When it comes to ethical decisions, the Torah will often offer specific scenarios. For example, “Do not deduct interest from loans to your fellow Israelites” or “When you see the ass of your enemy lying under its burden and would refrain from raising it, you must nevertheless help raise it.”
This week we read Parshat Ki Teitzei. We receive laws about war and taking care of hostages, laws about our clothing, laws about family relationships, including parents and children, laws about taking care of the poor, and so much more. Ki Teitzei is in fact the Torah portion with the most number of mitzvot (commandments) in it, but the recurring theme is how we should execute and fulfill the mitzvot prescribed to us.

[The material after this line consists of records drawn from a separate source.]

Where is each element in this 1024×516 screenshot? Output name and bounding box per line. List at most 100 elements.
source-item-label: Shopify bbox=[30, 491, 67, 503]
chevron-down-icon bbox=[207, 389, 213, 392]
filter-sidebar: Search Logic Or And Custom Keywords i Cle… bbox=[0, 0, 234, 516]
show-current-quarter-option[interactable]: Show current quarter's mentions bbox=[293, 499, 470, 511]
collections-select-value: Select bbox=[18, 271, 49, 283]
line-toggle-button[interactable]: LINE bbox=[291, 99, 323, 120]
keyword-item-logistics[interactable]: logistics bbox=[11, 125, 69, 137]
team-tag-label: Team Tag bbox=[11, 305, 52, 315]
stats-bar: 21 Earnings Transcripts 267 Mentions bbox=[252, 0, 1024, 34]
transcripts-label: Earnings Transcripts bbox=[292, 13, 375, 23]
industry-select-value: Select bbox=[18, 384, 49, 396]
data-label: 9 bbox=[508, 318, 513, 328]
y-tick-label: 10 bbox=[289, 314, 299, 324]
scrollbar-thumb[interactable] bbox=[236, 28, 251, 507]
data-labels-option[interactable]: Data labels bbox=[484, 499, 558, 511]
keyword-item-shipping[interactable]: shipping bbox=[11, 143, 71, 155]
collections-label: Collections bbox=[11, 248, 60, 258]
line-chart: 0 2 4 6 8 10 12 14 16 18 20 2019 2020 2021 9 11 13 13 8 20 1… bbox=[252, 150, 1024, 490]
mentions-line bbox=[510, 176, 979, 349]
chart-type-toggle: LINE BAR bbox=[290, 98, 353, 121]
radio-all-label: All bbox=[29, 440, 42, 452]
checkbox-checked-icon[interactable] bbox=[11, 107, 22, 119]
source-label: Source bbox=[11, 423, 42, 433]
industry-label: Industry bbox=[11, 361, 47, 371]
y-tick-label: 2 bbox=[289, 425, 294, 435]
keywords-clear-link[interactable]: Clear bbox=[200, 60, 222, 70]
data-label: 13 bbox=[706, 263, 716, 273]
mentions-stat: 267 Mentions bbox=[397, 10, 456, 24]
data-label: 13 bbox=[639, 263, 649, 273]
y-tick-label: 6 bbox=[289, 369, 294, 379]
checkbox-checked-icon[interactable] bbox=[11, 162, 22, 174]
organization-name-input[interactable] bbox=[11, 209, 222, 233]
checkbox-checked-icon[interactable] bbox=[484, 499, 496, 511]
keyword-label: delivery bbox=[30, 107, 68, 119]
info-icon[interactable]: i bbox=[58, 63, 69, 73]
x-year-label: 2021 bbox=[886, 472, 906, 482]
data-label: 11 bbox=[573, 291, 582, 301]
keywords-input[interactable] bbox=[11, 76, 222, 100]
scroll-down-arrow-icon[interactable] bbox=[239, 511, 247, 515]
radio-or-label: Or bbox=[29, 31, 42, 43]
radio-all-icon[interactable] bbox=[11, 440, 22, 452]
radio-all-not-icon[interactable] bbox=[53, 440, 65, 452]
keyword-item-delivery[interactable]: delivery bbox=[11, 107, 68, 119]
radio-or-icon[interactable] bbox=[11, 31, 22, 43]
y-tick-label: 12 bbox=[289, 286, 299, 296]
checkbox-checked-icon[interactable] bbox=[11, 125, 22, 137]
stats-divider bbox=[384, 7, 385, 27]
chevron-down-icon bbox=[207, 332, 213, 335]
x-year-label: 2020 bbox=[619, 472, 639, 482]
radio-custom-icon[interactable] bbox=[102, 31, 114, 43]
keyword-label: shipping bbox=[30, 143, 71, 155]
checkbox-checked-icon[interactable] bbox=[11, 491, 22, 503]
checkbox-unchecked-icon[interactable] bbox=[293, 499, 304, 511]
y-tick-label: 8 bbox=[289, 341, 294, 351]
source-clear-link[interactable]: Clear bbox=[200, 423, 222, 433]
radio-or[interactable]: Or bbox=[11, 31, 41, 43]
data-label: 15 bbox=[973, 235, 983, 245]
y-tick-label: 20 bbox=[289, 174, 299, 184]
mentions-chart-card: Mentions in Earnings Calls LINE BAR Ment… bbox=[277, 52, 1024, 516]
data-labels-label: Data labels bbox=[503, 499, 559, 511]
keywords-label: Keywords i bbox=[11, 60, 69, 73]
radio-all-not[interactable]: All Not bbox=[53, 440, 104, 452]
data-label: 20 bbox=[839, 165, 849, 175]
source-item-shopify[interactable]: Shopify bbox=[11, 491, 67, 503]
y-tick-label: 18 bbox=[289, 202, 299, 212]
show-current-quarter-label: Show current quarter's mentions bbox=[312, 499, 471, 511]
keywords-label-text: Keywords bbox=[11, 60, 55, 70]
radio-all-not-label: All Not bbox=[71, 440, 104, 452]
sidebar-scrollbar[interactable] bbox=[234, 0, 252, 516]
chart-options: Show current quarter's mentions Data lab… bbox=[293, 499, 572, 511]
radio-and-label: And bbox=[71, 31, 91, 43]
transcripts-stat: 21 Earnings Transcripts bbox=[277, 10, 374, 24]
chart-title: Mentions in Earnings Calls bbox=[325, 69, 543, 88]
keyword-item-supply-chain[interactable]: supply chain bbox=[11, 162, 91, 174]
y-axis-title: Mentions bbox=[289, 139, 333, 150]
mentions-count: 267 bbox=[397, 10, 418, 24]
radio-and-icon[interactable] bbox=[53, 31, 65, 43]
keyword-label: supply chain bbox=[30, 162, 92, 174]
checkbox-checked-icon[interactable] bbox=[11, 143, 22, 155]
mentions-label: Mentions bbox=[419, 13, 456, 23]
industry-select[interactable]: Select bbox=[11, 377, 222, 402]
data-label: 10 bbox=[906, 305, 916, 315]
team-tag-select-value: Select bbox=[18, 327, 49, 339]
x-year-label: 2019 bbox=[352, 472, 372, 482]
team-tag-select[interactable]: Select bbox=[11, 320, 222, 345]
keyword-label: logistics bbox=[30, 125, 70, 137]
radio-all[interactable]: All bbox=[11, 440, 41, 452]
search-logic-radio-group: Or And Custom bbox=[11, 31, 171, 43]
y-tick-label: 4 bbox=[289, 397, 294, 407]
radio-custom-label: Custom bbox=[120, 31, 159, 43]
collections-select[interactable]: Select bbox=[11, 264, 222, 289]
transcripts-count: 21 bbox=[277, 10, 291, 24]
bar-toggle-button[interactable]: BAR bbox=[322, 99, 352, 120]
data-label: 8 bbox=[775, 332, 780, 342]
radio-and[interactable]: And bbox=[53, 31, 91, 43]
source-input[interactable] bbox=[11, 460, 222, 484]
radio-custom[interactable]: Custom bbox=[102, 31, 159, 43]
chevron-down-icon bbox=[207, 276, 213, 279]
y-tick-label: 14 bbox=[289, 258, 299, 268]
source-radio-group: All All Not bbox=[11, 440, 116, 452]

Among these verses is a law about what to do if one stumbles upon a bird’s nest in a tree or on the ground with fledglings or eggs and the mother sitting with the nest. What are you to do if you want the eggs?
In theory, this is talking about whether we should chase away the mother, or take the mother along with the eggs. It sounds like a conversation about food or the necessity of materials. However, the Torah is clear in specifying that to take the mother along with the young is brutal and forbidden. Rather, respect for the mother earns one the reward of long life.
There are only two places in the Torah where long life is the reward for observing a commandment; this is one of them, and the other is in the commandment to honor one’s parents. In other words, “respecting the mother” is highly valued whether or not the mother is human. “Long life” is the promise of fulfillment and joy, and the Torah teaches that a mitzvah as important as respect deserves a reward as meaningful as life itself.